As Brandon voters decide on Tuesday if their city will allow the sale of liquor, the momentum across the state has been building with some of the historically dry regions going wet. Over the last eight months, the number of counties that were completely dry – or that didn’t allow the sales of beer or liquor within any part of its borders – fell to 22. Ripley – the seat of Tippah County – voted to approve both liquor and beer sales in two referendums on Aug. 13.

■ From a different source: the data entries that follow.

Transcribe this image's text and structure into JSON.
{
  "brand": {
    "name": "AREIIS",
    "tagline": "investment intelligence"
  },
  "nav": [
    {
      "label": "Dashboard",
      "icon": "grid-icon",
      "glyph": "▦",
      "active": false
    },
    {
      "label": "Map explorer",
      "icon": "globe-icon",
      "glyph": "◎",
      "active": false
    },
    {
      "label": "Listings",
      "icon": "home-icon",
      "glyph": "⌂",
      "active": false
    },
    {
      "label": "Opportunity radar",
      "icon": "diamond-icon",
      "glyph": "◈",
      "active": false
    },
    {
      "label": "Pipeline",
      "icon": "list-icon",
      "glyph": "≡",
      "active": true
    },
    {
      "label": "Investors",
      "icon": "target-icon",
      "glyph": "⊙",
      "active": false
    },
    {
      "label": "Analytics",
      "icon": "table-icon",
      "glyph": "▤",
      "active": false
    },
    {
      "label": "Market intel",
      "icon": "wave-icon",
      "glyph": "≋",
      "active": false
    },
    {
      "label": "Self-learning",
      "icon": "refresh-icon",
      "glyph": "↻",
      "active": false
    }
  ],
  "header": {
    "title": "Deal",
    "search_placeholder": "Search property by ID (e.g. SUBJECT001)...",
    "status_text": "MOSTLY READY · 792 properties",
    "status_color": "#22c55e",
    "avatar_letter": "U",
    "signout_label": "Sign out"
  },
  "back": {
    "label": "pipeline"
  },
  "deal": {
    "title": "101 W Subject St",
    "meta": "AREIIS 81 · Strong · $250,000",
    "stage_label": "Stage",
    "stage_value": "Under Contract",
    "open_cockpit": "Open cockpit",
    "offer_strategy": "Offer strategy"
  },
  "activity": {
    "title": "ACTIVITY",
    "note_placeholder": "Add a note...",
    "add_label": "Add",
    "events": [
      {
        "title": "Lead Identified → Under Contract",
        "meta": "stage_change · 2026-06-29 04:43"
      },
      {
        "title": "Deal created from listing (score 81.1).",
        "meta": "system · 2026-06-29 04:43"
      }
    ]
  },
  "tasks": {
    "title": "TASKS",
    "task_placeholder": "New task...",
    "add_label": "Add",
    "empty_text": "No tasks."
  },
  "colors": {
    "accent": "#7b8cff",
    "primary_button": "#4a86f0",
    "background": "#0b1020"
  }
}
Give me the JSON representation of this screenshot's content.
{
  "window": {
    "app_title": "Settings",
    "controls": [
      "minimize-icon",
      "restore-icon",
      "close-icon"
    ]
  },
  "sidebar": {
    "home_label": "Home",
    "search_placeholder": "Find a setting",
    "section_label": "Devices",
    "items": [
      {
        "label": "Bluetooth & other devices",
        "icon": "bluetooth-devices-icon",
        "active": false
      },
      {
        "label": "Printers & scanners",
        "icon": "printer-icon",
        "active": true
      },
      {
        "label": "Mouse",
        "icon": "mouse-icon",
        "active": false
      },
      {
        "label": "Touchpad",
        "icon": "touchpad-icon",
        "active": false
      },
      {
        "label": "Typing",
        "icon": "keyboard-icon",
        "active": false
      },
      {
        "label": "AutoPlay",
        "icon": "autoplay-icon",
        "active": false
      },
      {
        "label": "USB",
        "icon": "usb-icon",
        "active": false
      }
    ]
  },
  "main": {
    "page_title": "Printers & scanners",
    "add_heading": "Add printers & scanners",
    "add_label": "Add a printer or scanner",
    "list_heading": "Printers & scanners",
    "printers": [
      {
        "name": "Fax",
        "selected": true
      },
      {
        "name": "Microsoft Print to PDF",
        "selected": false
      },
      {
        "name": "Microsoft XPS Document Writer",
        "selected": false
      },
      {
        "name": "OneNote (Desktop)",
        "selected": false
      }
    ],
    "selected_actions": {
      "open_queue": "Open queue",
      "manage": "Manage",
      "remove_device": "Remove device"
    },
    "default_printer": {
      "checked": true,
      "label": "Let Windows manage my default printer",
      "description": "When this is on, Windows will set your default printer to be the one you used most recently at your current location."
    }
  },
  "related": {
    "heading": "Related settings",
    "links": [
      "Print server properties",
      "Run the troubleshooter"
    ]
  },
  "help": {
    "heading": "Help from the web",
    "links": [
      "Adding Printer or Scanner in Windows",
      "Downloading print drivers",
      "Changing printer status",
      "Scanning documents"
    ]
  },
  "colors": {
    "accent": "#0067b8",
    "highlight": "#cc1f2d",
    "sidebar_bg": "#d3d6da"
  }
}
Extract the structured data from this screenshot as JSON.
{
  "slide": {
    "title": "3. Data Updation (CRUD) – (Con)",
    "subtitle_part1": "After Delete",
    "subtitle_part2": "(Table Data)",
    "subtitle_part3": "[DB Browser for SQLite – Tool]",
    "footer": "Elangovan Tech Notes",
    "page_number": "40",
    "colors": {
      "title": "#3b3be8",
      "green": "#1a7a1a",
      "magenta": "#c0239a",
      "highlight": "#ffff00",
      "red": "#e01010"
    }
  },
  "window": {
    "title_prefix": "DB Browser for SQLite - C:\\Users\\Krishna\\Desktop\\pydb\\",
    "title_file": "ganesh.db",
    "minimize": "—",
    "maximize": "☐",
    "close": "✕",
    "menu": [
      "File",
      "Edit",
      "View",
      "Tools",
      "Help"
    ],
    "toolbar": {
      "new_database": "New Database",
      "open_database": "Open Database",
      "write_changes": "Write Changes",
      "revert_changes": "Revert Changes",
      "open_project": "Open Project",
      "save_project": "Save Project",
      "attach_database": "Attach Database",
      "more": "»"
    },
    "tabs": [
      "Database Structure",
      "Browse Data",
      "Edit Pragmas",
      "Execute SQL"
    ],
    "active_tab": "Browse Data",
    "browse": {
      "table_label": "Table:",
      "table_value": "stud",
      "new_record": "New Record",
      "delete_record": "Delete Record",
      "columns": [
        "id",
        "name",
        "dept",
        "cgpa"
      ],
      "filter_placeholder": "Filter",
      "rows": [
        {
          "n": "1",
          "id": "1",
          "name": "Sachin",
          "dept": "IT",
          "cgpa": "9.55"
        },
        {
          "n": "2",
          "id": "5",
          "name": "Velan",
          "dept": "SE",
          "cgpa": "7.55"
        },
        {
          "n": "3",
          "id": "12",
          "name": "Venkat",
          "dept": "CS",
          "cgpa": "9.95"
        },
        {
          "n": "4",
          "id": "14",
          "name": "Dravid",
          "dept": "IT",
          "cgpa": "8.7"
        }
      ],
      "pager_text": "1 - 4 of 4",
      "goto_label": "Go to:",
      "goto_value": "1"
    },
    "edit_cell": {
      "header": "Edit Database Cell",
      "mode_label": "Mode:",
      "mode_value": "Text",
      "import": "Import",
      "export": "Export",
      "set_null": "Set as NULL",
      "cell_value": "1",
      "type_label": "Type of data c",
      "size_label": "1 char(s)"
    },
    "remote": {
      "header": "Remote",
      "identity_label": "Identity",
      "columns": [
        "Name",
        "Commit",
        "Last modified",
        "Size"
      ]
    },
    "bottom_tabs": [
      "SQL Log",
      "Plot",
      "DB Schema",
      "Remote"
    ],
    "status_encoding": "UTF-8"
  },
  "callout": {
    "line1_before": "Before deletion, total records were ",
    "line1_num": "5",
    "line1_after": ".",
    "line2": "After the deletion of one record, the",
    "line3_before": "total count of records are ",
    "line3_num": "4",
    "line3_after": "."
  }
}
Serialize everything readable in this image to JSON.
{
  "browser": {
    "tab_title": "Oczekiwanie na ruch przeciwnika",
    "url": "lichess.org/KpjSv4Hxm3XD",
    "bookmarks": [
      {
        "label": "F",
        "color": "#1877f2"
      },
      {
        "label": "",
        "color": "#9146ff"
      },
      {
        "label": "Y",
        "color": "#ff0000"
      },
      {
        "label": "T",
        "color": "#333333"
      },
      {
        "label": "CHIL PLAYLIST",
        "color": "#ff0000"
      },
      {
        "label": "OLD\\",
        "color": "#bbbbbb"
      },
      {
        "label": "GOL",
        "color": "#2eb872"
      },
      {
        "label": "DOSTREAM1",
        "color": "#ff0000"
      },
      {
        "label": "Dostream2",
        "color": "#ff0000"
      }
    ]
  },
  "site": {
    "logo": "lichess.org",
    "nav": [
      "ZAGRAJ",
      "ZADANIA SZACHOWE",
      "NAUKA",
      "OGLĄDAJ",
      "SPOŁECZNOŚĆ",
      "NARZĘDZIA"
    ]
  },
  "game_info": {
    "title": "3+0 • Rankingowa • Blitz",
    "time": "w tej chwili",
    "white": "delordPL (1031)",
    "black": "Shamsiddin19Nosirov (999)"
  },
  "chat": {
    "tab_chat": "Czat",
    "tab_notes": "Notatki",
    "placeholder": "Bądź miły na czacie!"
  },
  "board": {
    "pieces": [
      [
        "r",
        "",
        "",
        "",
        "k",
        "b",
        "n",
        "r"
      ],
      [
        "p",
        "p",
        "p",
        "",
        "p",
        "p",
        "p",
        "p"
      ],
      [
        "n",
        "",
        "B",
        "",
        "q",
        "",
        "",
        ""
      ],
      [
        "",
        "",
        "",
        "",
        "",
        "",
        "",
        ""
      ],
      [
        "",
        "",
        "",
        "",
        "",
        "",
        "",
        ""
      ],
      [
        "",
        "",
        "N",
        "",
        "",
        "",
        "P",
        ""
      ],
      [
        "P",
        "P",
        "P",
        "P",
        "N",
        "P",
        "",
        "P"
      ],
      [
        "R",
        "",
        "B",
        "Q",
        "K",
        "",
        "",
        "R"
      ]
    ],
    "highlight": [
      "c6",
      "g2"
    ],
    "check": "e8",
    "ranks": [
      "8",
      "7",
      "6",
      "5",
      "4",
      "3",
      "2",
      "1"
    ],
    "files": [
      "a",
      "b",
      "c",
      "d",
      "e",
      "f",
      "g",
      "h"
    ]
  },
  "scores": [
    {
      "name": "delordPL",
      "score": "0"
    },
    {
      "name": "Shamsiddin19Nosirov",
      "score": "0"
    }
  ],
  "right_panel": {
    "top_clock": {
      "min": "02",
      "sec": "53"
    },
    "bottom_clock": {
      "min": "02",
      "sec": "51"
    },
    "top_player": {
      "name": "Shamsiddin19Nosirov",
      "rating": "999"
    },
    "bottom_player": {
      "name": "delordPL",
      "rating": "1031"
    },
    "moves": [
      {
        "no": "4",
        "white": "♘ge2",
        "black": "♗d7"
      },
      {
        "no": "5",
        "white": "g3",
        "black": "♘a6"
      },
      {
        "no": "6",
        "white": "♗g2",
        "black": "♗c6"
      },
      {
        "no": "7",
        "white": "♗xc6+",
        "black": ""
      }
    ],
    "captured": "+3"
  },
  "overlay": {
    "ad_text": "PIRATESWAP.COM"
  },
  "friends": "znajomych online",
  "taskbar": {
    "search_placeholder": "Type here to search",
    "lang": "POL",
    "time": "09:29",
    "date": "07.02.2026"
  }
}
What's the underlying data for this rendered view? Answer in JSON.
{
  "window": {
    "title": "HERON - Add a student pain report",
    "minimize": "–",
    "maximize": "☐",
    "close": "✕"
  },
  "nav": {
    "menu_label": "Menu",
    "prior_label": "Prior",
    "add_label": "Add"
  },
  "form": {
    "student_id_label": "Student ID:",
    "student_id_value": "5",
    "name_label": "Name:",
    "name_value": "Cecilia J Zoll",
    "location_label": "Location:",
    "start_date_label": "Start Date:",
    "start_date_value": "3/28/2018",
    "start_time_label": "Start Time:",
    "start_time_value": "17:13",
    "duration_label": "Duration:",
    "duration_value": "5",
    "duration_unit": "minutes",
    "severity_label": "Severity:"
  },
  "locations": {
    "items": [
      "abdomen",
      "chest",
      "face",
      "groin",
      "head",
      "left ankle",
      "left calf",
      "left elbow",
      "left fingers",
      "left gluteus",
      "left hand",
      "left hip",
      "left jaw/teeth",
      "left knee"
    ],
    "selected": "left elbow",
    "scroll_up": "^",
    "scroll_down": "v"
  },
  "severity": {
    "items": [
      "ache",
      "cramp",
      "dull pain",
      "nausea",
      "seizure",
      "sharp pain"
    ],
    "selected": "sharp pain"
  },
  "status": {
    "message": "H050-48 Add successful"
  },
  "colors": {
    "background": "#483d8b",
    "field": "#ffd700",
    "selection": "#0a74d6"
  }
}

The city joined Tishomingo County, which held a dual vote earlier this year, as an area bucking decades of dry tradition to allow sales of alcohol – both liquor and beer. Six other cities have approved liquor sales within their limits over the last eight months, a move that has brought liquor into some of the longest dry areas in a state that repealed Prohibition roughly 47 years ago. Of those, half are in centrally located, with the remaining three in the northern part of the state, the last corner of the state to be dry. Corinth was the first city to take advantage of a state law allowing county seats or cities with more than 5,000 residents to vote on liquor sales independently of their dry counties. One week after Corinth’s vote, Benton County’s seat – Ashland – voted down liquor, becoming the only city in the state to do so under the changed law. Senatobia in Tate County became the first city to approve liquor sales in 2013, followed by New Albany (Union County), Tishomingo County, Brookhaven (Lincoln County), Philadelphia (Neshoba County), Waynesboro (Wayne County) and Ripley (Tippah County).